After training, the outputs/my-model-adapter/ directory contains only the small adapter weights, not a standalone model. Use merge_adapter.py to merge the adapters back into the base model weights:
python products/enterprise/scripts/finetune/merge_adapter.py \
  --base-model mistralai/Mistral-7B-v0.1 \
  --adapter-path outputs/my-model-adapter \
  --output-path outputs/my-model-merged
The merged model is saved to outputs/my-model-merged/ as a standard HuggingFace AutoModelForCausalLM — no PEFT dependency required at inference time. To publish the merged model directly to the HuggingFace Hub:
python products/enterprise/scripts/finetune/merge_adapter.py \
  --base-model mistralai/Mistral-7B-v0.1 \
  --adapter-path outputs/my-model-adapter \
  --output-path outputs/my-model-merged \
  --push-to-hub \
  --hub-repo-id your-username/my-fine-tuned-model
Make sure you are authenticated with huggingface-cli login before pushing.

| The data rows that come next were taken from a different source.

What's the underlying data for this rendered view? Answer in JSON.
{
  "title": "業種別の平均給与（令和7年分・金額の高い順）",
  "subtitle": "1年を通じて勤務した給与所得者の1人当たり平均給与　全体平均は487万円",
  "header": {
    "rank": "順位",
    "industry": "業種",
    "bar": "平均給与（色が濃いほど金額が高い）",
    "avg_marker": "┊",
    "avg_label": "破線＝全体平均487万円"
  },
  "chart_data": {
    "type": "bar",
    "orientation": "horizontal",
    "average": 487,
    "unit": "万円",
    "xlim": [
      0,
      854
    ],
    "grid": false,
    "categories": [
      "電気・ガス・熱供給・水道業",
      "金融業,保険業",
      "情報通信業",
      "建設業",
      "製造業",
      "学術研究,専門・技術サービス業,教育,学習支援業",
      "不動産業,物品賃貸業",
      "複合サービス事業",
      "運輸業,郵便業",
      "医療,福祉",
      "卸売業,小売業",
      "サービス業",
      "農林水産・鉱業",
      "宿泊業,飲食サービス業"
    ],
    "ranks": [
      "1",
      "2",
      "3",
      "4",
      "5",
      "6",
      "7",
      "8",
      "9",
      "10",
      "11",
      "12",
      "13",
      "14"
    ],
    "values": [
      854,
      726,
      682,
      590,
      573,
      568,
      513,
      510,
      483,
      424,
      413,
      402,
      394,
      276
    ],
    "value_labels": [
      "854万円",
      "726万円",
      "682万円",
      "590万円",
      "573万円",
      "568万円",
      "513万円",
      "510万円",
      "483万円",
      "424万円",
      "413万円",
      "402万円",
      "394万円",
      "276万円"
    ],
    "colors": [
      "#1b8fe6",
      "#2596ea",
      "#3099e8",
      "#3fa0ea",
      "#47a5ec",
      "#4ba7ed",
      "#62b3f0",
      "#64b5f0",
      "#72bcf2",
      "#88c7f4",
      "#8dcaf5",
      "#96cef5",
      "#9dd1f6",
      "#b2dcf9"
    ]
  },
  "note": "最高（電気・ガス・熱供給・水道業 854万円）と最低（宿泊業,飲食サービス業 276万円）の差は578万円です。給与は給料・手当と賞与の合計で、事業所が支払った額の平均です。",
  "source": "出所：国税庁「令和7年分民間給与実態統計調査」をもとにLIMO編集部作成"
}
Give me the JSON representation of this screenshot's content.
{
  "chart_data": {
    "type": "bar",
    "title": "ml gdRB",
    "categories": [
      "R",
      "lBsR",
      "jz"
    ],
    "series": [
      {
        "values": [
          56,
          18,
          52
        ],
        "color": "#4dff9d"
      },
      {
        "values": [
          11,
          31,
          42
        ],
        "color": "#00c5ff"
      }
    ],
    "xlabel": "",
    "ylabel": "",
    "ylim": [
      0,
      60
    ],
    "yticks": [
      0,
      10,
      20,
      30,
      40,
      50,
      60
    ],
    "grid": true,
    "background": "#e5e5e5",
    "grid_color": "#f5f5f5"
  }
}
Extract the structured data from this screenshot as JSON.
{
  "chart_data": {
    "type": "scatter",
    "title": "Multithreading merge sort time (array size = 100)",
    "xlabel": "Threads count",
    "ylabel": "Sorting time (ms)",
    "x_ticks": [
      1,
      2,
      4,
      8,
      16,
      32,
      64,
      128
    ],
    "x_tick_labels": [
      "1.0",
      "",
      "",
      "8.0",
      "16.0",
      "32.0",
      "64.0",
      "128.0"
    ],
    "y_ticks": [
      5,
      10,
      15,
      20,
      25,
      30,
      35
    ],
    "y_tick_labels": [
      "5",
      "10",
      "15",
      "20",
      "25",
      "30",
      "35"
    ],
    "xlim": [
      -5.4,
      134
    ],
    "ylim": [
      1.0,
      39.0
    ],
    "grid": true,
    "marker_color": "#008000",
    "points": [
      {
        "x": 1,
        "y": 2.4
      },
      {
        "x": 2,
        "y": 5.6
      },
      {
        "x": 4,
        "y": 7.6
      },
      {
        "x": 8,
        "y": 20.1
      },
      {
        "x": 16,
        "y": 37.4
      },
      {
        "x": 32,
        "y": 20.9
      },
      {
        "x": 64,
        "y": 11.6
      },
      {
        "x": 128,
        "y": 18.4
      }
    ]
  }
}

Using your fine-tuned model

Once your model is available — either locally or on the HuggingFace Hub — you can serve it through Shipfastai’s existing chat endpoint using a HuggingFace inference endpoint or a local vllm / text-generation-inference server. Point the AI chat API at your model by setting the model field in your request. If you are running a local inference server that exposes an OpenAI-compatible API, use the openai provider and override the base URL via an environment variable or by extending OpenAIProvider:
POST /api/ai/chat
{
  "provider": "openai",
  "model": "your-username/my-fine-tuned-model",
  "messages": [
    { "role": "user", "content": "How do I cancel my subscription?" }
  ]
}
For HuggingFace Inference Endpoints, use the endpoint URL as the OPENAI_API_KEY base URL and set the model to your repository ID. Refer to the Add LLM Provider guide for instructions on creating a custom provider class if you need a dedicated integration.